CVE-2015-4551: TARGETED DATA DISCLOSURE
Fixed in Apache OpenOffice 4.1.2
Announced November 4, 2015
A vulnerability in OpenOffice settings of OpenDocument Format files and templates allows silent access to files that are readable from an user account, over-riding the user's default configuration settings. Once these files are imported into a maliciously-crafted document, the data can be silently hidden in the document and possibly exported to an external party without being observed.
There are no known exploits of this vulnerabilty.
A proof-of-concept demonstration exists.
Vendor: The Apache Software Foundation
All Apache OpenOffice versions 4.1.1 and older are affected.
OpenOffice.org versions are also affected.
Apache OpenOffice users are urged to download and install Apache OpenOffice version 4.1.2 or later.
Apache OpenOffice 4.1.2 mitigates this vulnerability by ignoring in-document settings that over-ride default behavior when accessing data beyond the document itself. The automatic default behavior is changed to make such access evident to the user, who must then approve the access.
Nature of Attack
This vulnerability requires an exquisitely crafted attack to locate targeted files, silently retrieve them, and then deliver their data in a manner that escapes notice. Knowledge of the user's system and specific configuration is generally required.

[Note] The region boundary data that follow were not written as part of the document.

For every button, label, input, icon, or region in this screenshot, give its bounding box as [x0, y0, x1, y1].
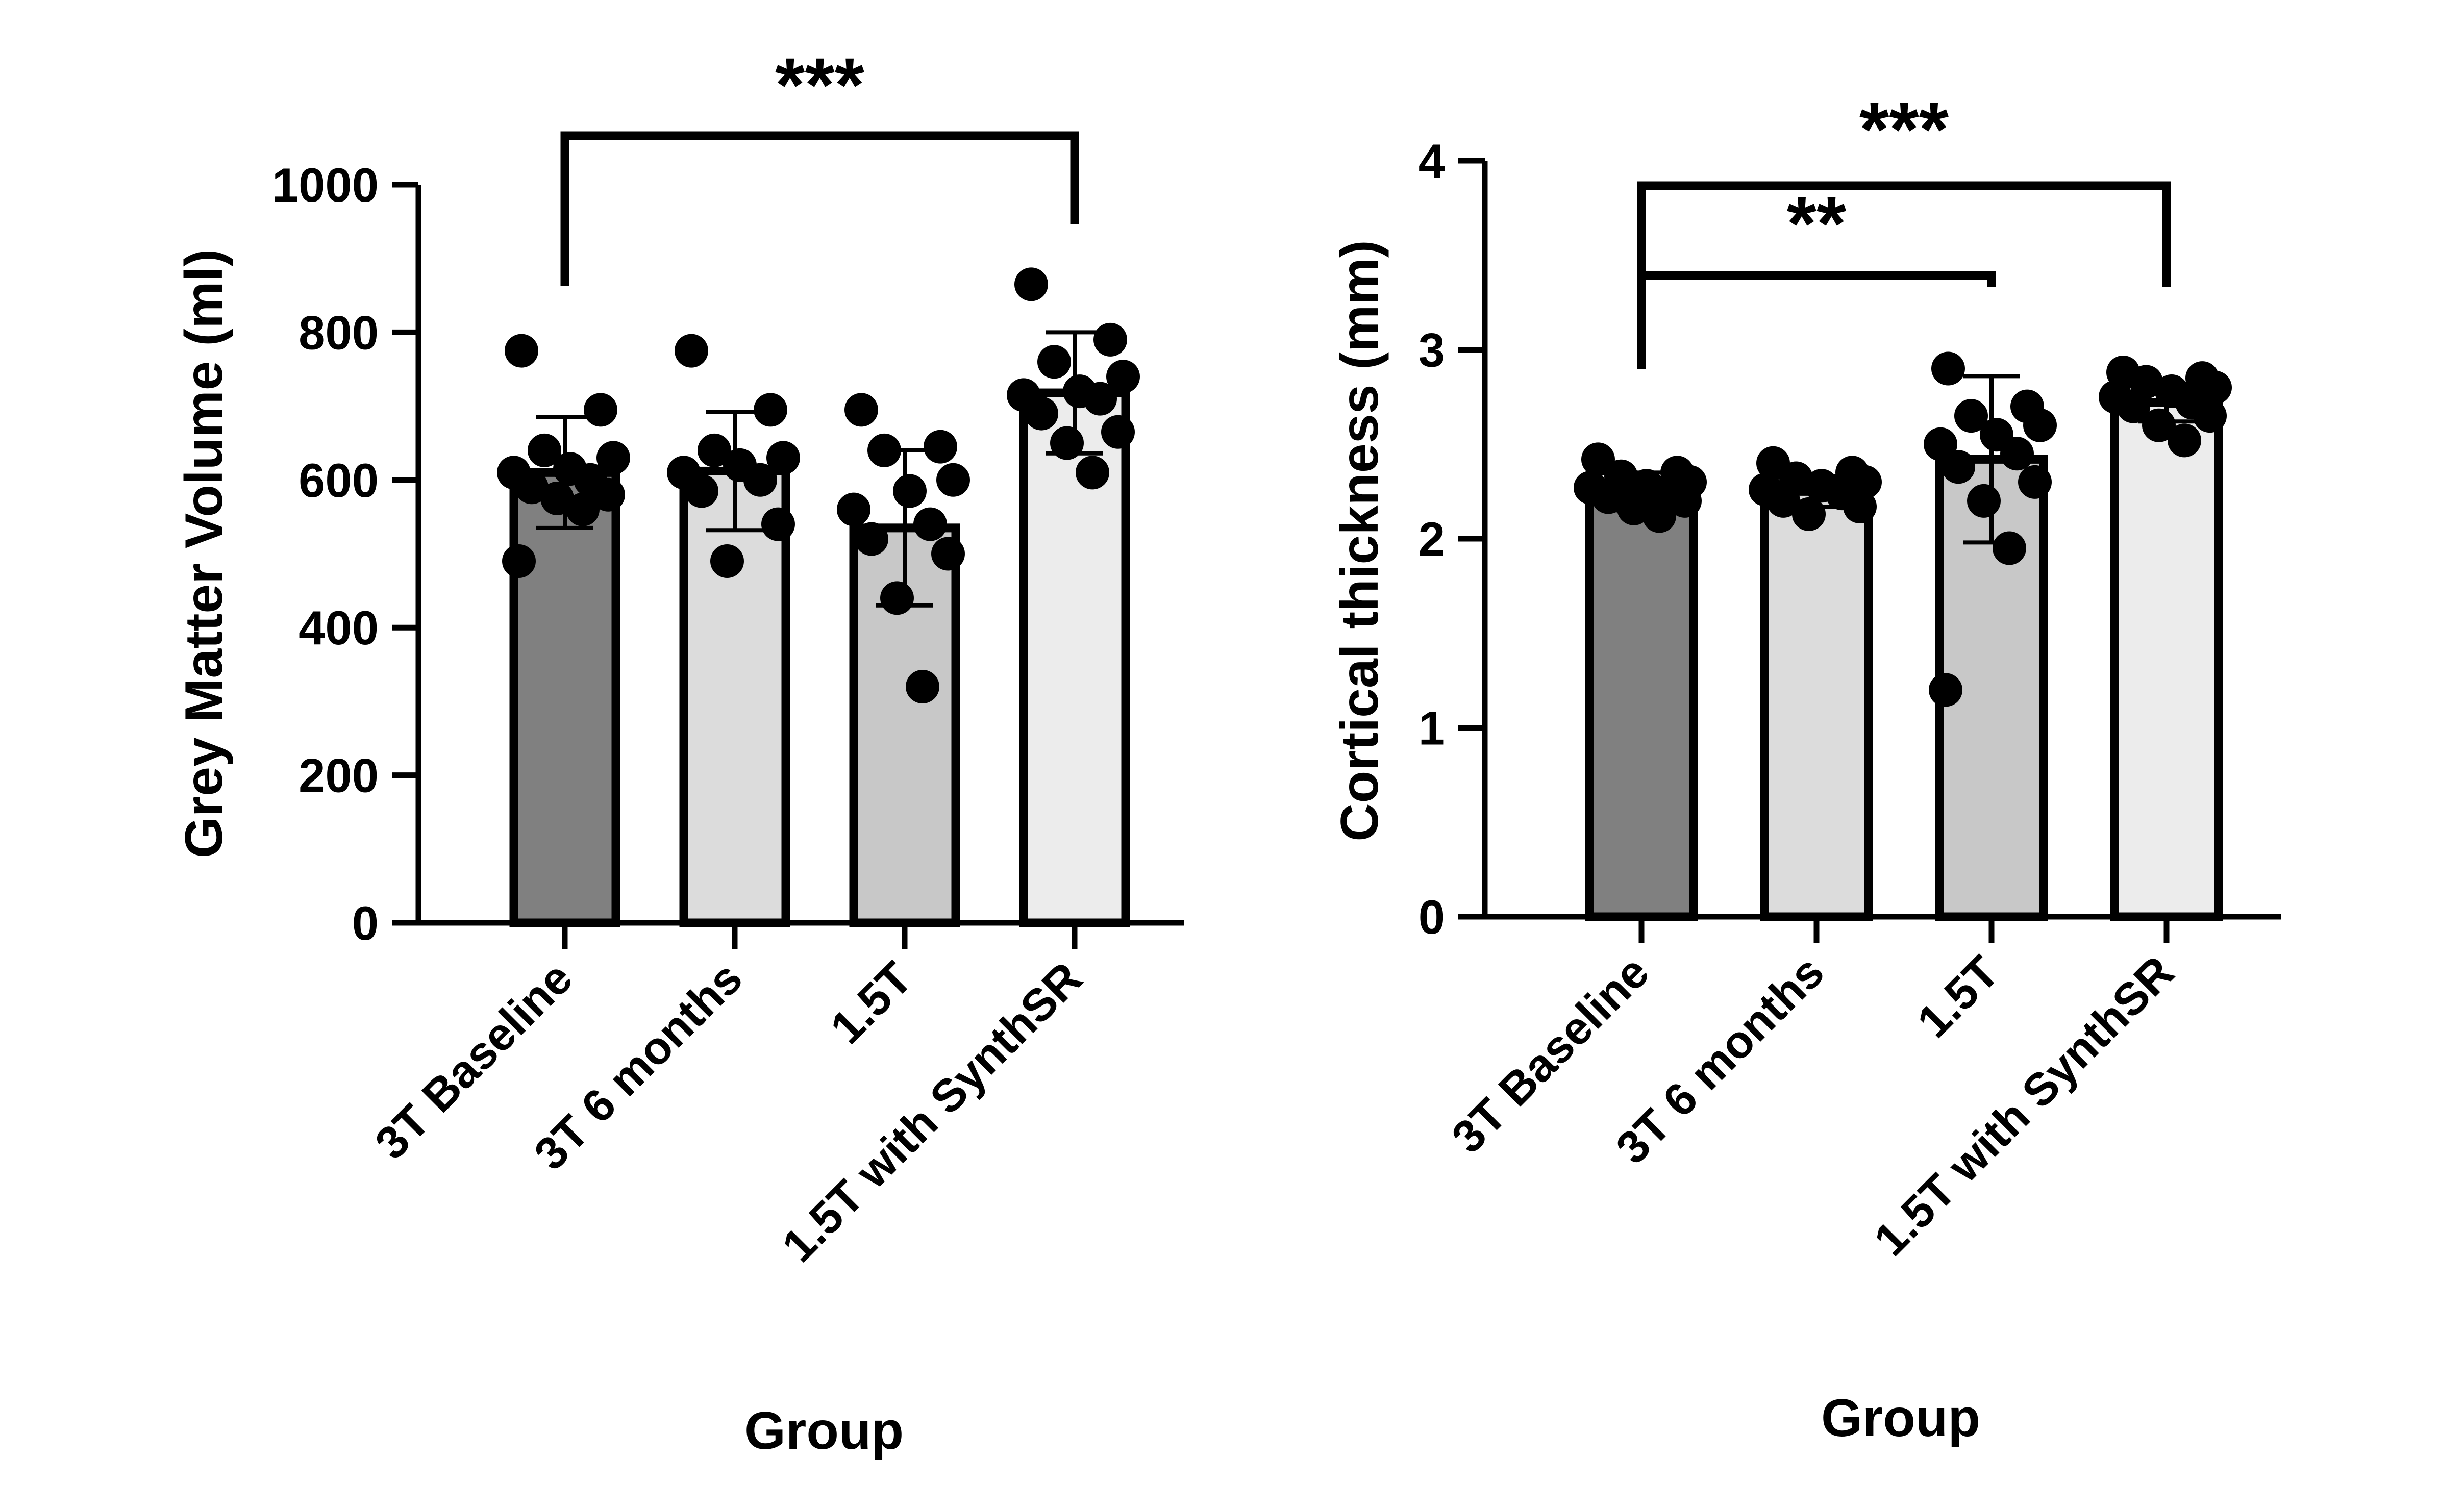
data-point — [1931, 351, 1965, 386]
data-point — [1668, 484, 1702, 518]
significance-label: *** — [775, 42, 865, 128]
data-point — [596, 441, 630, 475]
significance-bracket — [560, 131, 1079, 286]
y-axis-title: Grey Matter Volume (ml) — [175, 249, 234, 858]
data-point — [540, 481, 574, 515]
data-point — [1766, 484, 1800, 518]
y-tick-label: 3 — [1418, 323, 1445, 377]
data-point — [1591, 480, 1625, 514]
data-point — [1929, 673, 1962, 707]
data-point — [1093, 322, 1127, 357]
data-point — [913, 507, 947, 541]
data-point — [710, 544, 744, 578]
data-point — [761, 507, 795, 541]
significance-label: ** — [1787, 181, 1847, 266]
data-point — [2000, 437, 2034, 471]
data-point — [1581, 442, 1615, 476]
data-point — [1942, 450, 1975, 484]
bar-3 — [2110, 398, 2223, 921]
y-tick-label: 1 — [1418, 701, 1445, 755]
data-point — [844, 393, 878, 427]
data-point — [1843, 490, 1877, 524]
y-tick-label: 800 — [298, 306, 379, 359]
data-point — [936, 463, 970, 497]
data-point — [2142, 408, 2176, 442]
data-point — [1642, 499, 1676, 533]
bar-3 — [1019, 388, 1130, 927]
data-point — [2193, 399, 2227, 433]
y-tick-label: 400 — [298, 601, 379, 655]
data-point — [2117, 389, 2150, 423]
data-point — [867, 433, 901, 467]
data-point — [1993, 531, 2026, 565]
data-point — [1954, 399, 1988, 433]
data-point — [837, 492, 870, 526]
significance-bracket — [1637, 271, 1996, 343]
data-point — [675, 334, 708, 368]
data-point — [1014, 267, 1048, 301]
data-point — [1050, 426, 1084, 460]
y-tick-label: 2 — [1418, 512, 1445, 566]
y-axis-title: Cortical thickness (mm) — [1330, 240, 1389, 842]
y-tick-label: 600 — [298, 454, 379, 507]
data-point — [1083, 382, 1117, 416]
data-point — [931, 537, 965, 571]
x-axis-title: Group — [1821, 1389, 1980, 1448]
y-tick-label: 1000 — [272, 158, 379, 212]
data-point — [1076, 456, 1109, 490]
data-point — [502, 544, 536, 578]
y-tick-label: 4 — [1418, 134, 1445, 188]
data-point — [1967, 484, 2001, 518]
data-point — [528, 433, 561, 467]
data-point — [906, 669, 939, 703]
data-point — [880, 581, 914, 615]
data-point — [1792, 497, 1826, 531]
data-point — [1924, 427, 1957, 461]
data-point — [1617, 491, 1651, 525]
data-point — [1101, 415, 1135, 449]
bar-0 — [1585, 487, 1698, 921]
data-point — [584, 393, 617, 427]
data-point — [566, 492, 600, 526]
data-point — [505, 334, 538, 368]
y-tick-label: 200 — [298, 749, 379, 802]
data-point — [685, 474, 718, 508]
data-point — [1025, 396, 1058, 431]
bar-0 — [509, 468, 620, 927]
y-tick-label: 0 — [1418, 890, 1445, 944]
data-point — [698, 433, 731, 467]
data-point — [515, 470, 549, 505]
data-point — [754, 393, 787, 427]
data-point — [855, 522, 888, 556]
data-point — [2168, 423, 2201, 458]
data-point — [2023, 408, 2057, 442]
y-tick-label: 0 — [352, 896, 379, 950]
bar-1 — [1760, 487, 1873, 921]
x-axis-title: Group — [744, 1401, 904, 1461]
data-point — [766, 441, 800, 475]
significance-label: *** — [1859, 86, 1949, 172]
data-point — [1106, 360, 1140, 394]
data-point — [2018, 465, 2052, 499]
data-point — [924, 430, 957, 464]
data-point — [591, 477, 625, 512]
data-point — [743, 463, 777, 497]
data-point — [1037, 345, 1071, 379]
data-point — [893, 474, 927, 508]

In addition to keeping Apache OpenOffice updated, users can reduce the threat of this kind of data access from ODF documents. Keep documents and sensitive materials separate from common, predictable locations, including on networks. Require additional access permissions for access to sensitive materials even when operating under the user's normal account.
The latest information on Apache OpenOffice security bulletins can be found at the Bulletin Archive page.
The Apache OpenOffice security team thanks Federico "fox" Scrinzi for reporting the defect and Stephan Bergmann of Red Hat for analysis and a repair solution.